The Color Yellow: Sailboats on the River Scheldt

7:00 AM

Theo Van Rysselberghe, Sailboats on the River Scheldt, 1892 
The Color Yellow
By MEGAN GANNON

Okay. We made it but before I talk about the River Scheldt, I’d like to take a moment to say thank you to a few people. First, my parents for being the bravest people I know. You two are incredible. To my brothers, Matt and Tommy I wouldn’t trade our late nights talks for anything in the world. To all the people that stayed after Trevor died, you could of left but instead you stood by my family, and I don’t know how I ever will repay you. And to those who entered my life after Trevor I want so desperately to share him with you because in knowing him, you will understand me. 

As I stare out at the Sailboats of the River Scheldt I marvel at how beautifully Rysselberghe captures the reflection of the water with his neo-impressionism brushstrokes. I chose to end with Rysselberghe because I feel rooted when I look at this painting. I see four shadows dancing across the water with the setting sun. Matt, Trevor, Megan, Tommy. Forever bonded together in Kirsten and Rick, the house on Wenonga Lane and swimming pool games. 

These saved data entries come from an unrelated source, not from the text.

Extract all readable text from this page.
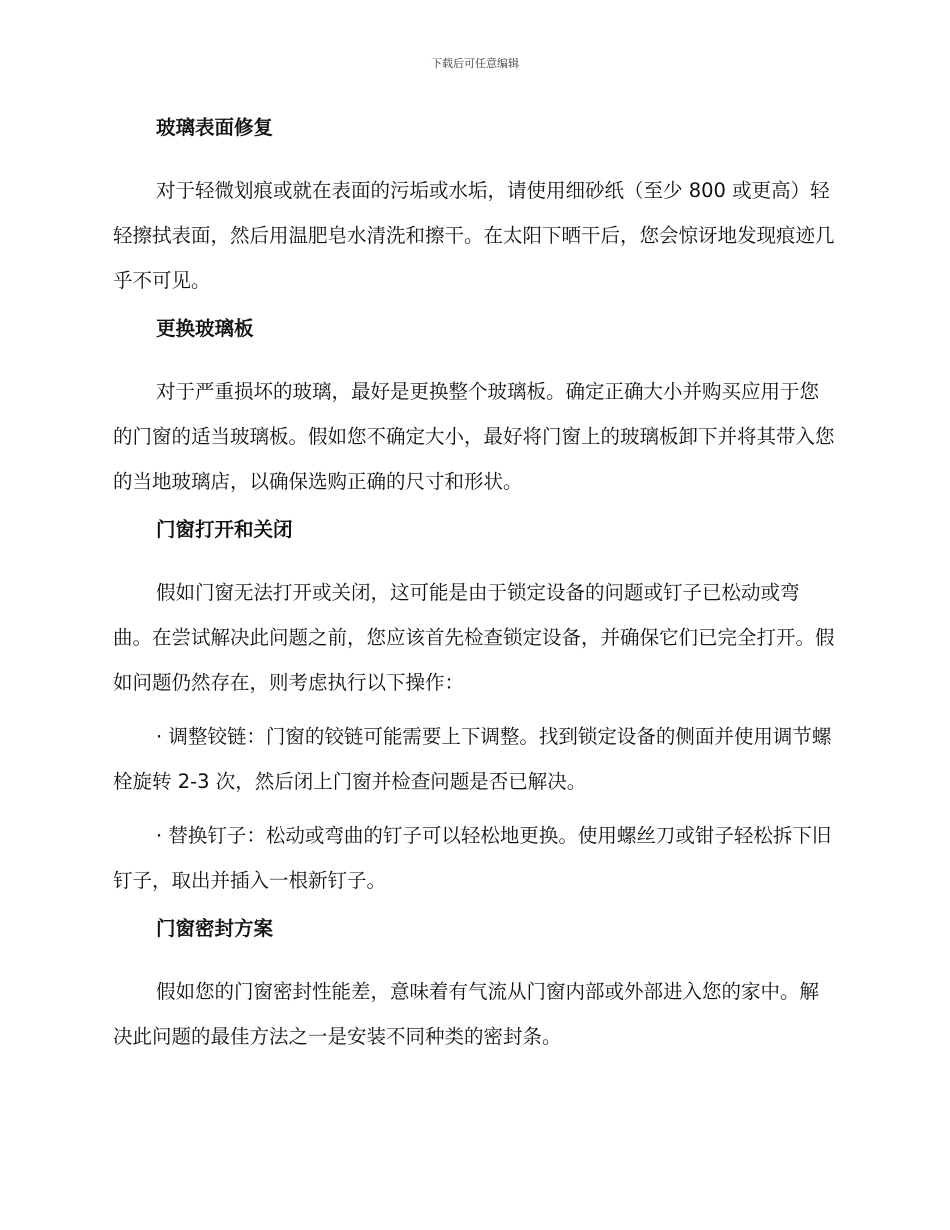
下载后可任意编辑
玻璃表面修复

对于轻微划痕或就在表面的污垢或水垢，请使用细砂纸（至少 800 或更高）轻轻擦拭表面，然后用温肥皂水清洗和擦干。在太阳下晒干后，您会惊讶地发现痕迹几乎不可见。

更换玻璃板

对于严重损坏的玻璃，最好是更换整个玻璃板。确定正确大小并购买应用于您的门窗的适当玻璃板。假如您不确定大小，最好将门窗上的玻璃板卸下并将其带入您的当地玻璃店，以确保选购正确的尺寸和形状。

门窗打开和关闭

假如门窗无法打开或关闭，这可能是由于锁定设备的问题或钉子已松动或弯曲。在尝试解决此问题之前，您应该首先检查锁定设备，并确保它们已完全打开。假如问题仍然存在，则考虑执行以下操作：

· 调整铰链：门窗的铰链可能需要上下调整。找到锁定设备的侧面并使用调节螺栓旋转 2-3 次，然后闭上门窗并检查问题是否已解决。

· 替换钉子：松动或弯曲的钉子可以轻松地更换。使用螺丝刀或钳子轻松拆下旧钉子，取出并插入一根新钉子。

门窗密封方案

假如您的门窗密封性能差，意味着有气流从门窗内部或外部进入您的家中。解决此问题的最佳方法之一是安装不同种类的密封条。
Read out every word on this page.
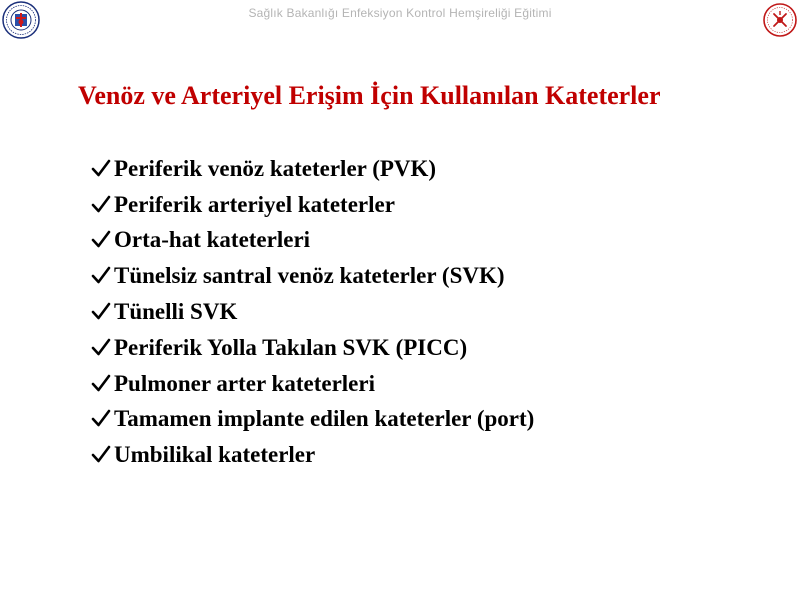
Sağlık Bakanlığı Enfeksiyon Kontrol Hemşireliği Eğitimi
Venöz ve Arteriyel Erişim İçin Kullanılan Kateterler
Periferik venöz kateterler (PVK)
Periferik arteriyel kateterler
Orta-hat kateterleri
Tünelsiz santral venöz kateterler (SVK)
Tünelli SVK
Periferik Yolla Takılan SVK (PICC)
Pulmoner arter kateterleri
Tamamen implante edilen kateterler (port)
Umbilikal kateterler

Rysselberghe smothers his painting in yellow, which is sometimes how I live my life. I see Trevor in the specs of things, a sunflower, a dolphin, myself. I am no longer solely the girl with the dead brother or PTSD. I am Megan. I get up and live my life the best I can, some days hurt a little more than others and on those days I find myself in yellow. I embrace the joy Trevor brought into my life, attempting to forget all the pain and feel okay. I’m seventeen, and I’m watched the world repeatedly take those I love and managed still have hope. 

Studying art history this year has renewed that hope, for a while I thought Trevor was slipping away but then I found him in Rothko, Turner, Malevich and many more. He was reassuring me he had never left. 

Today as the sun sets on Rysselberghe’s dock our journey also comes to an end. I leave you with something I’ve learned. Grief ripples through your life, knocking you off your feet sometimes, but the person you lost, they will never leave you. They turn up in other things, so keep your eyes open. Now go find yourself in your own yellowand I promise you’ll be okay.